Extrablatt

Nachdem bereits Lewis Milestone („The Front Page“, 1931) und Howard Hawks („Sein Mädchen für besondere Fälle“, 1940) das Theaterstück „The Front Page“ (dt. „Reporter“) von Ben Hecht und Charles MacArthur verfilmt hatten, inszenierte auch Komödien-Spezialist Billy Wilder 1974 mit „Extrablatt“ eine flotte Adaption, in der sich Walter Matthau und Jack Lemmon munter die fetzigen Dialogzeilen zuspielen und trotz der sehr reduzierten Kulisse für Tempo sorgen.
Während seine Kollegen von den anderen Zeitungen im Presseraum des Gerichtsgebäudes gespannt die Vorbereitungen auf die Hinrichtung des geisteskranken Mörders Earl Williams (Austin Pendleton) warten, bereitet sich „Chicago Examiner“-Top-Reporter Hildy Johnson (Jack Lemmon) darauf vor, seine Verlobte Peggy (Susan Sarandon) zu heiraten und beim Bruder seines zukünftigen Schwiegervaters in der Werbebranche zu arbeiten.

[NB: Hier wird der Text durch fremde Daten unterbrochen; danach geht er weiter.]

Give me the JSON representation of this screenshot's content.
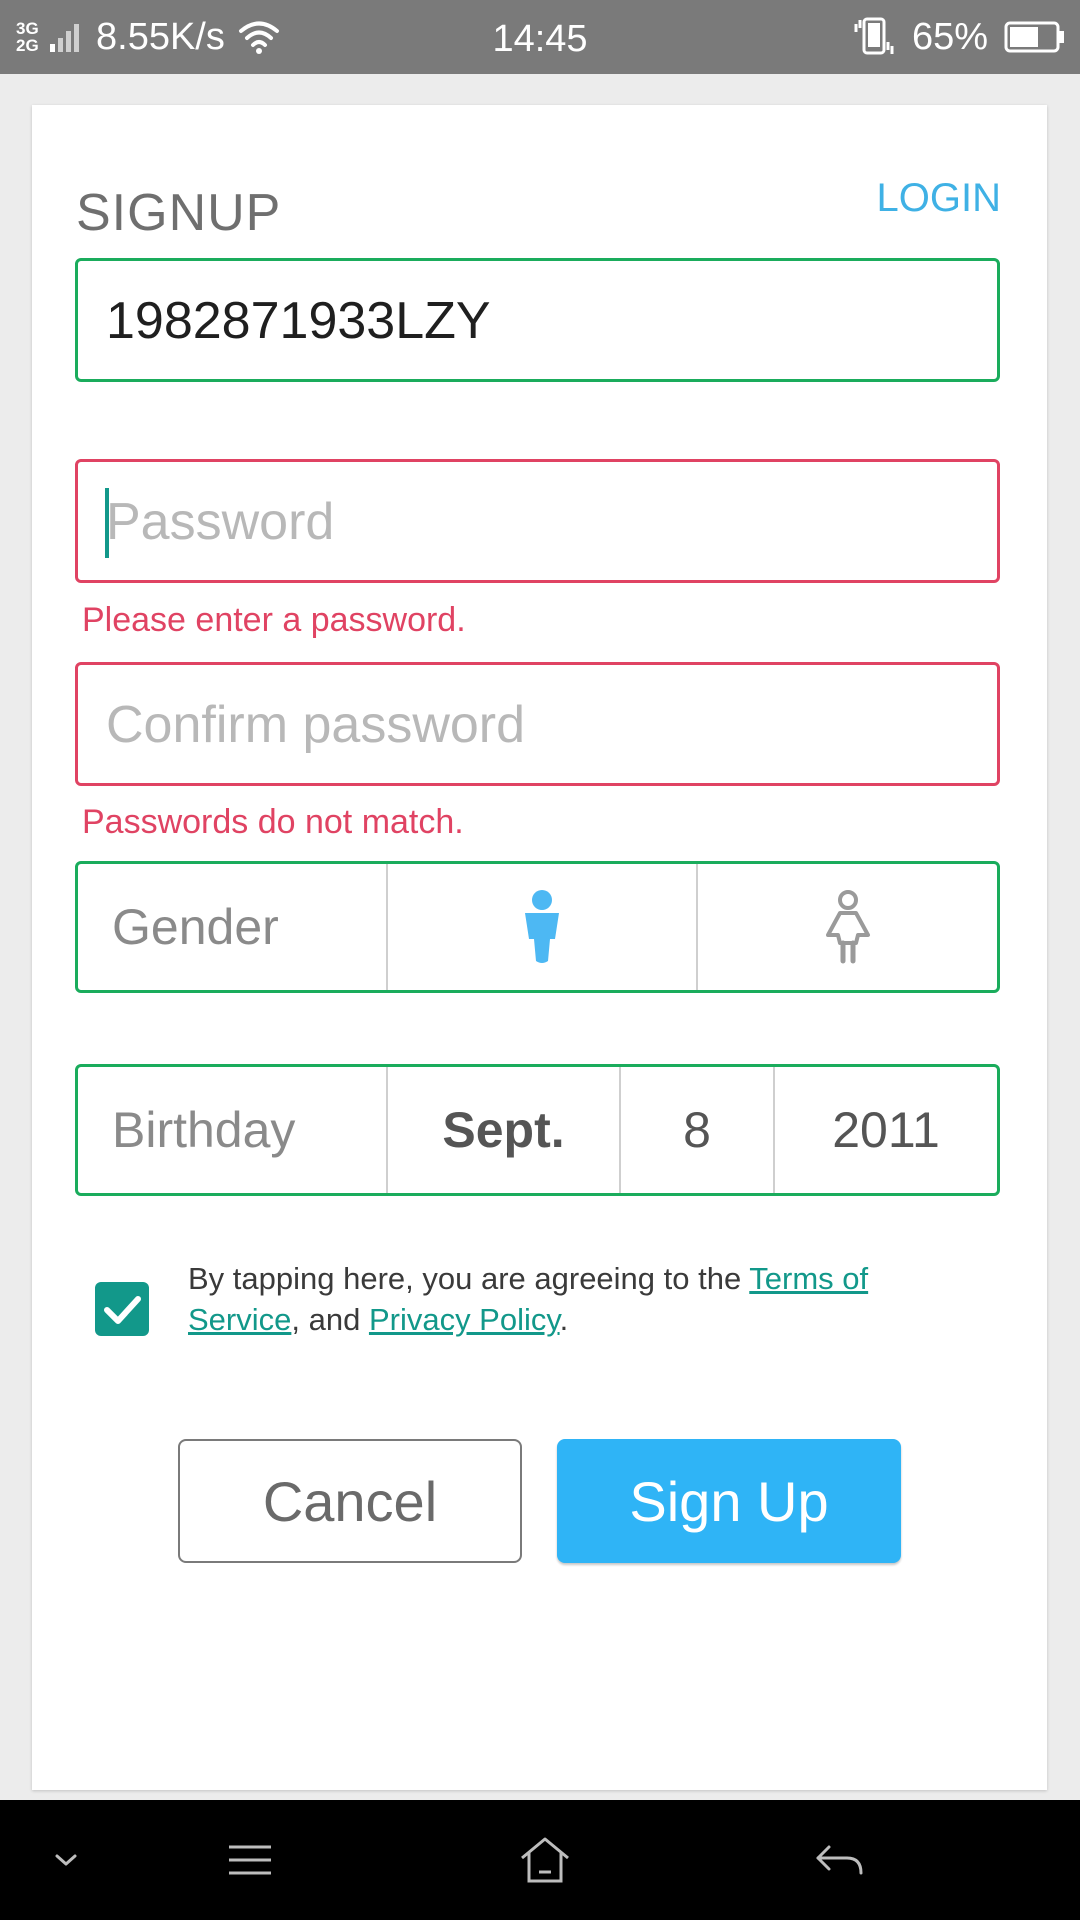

Hildy will sich nur noch von seinen Kollegen verabschieden, als bekannt wird, dass Williams bei der ärztlichen Abschlussuntersuchung eine Waffe an sich bringen und fliehen konnte. Während Reporter und Polizei sich auf die Suche nach Williams machen, bringt Hildy den angeschossenen Todeskandidaten schließlich im Schreibtisch eines Kollegen unter und leckt nun doch noch einmal Blut für eine letzte aufregende Titelstory. Sein skrupelloser Herausgeber Walter Burns (Walter Matthau) ist so begeistert von der exklusiven Story, die sich seinem Blatt anbietet, dass er sich persönlich der Sache annimmt und alles in die Wege leitet, Williams samt Schreibtisch aus dem Presseraum zu bringen. Doch dann geraten Burns und Hildy ins Visier des Sheriffs und der zurückgekehrten Pressekollegen …
Bereits mit dem Vorspann etabliert Meisterregisseur Billy Wilder („Das Appartement“, „Manche mögen’s heiß“) eine authentische Atmosphäre, in der Schriftsetzer und schnell rotierende Zeitungspressen das schnelle Geschäft um schlagkräftige und verkaufsfördernde Schlagzeilen symbolisieren. Der Großteil der Filmhandlung spielt sich dann tatsächlich wie auf einer Theaterbühne in dem engen Pressezimmer ab, wo die Boulevard-Reporter die Wartezeit bis zum großen Moment mit Kartenspielen und alkoholischen Getränken verbringen bzw. ihre Meldungen per Direktleitung an ihre Redaktionen übermitteln. In diesem lockeren Umfeld regieren flotte Sprüche und ein herzlich-rauer Umgangston. Hildys Verlobte Peggy versucht vergeblich, ihren Verlobten zum Zug zu lotsen, weil dieser mit der Flucht des Schwerverbrechers Williams eine weitere große Story wittert. Doch so richtig Klasse gewinnt das komödiantische Drama erst, als Walter Matthau die Bühne betritt und mit seiner coolen, derben Art die Zügel der Handlung in die Hand nimmt. Zwar wird in einer Nebenhandlung auch die bevorstehende Bürgermeisterwahl und die tollpatschige Ermittlungsarbeit des Sheriffs (Vincent Gardenia) thematisiert, doch der Fokus liegt eindeutig auf der sehr lockeren Art, wie Reporter ihre Geschichten ausschmücken, um sie an die Leser ihrer Zeitungen zu bringen.
Dabei geht Wilder in seiner 1929 angesiedelten Adaption wenig in die Tiefe, schafft es aber gerade dank des eingespielten Darsteller-Duos Matthau/Lemon, dieses Manko durch ein knackiges Erzähltempo und fetzige Dialoge auszugleichen.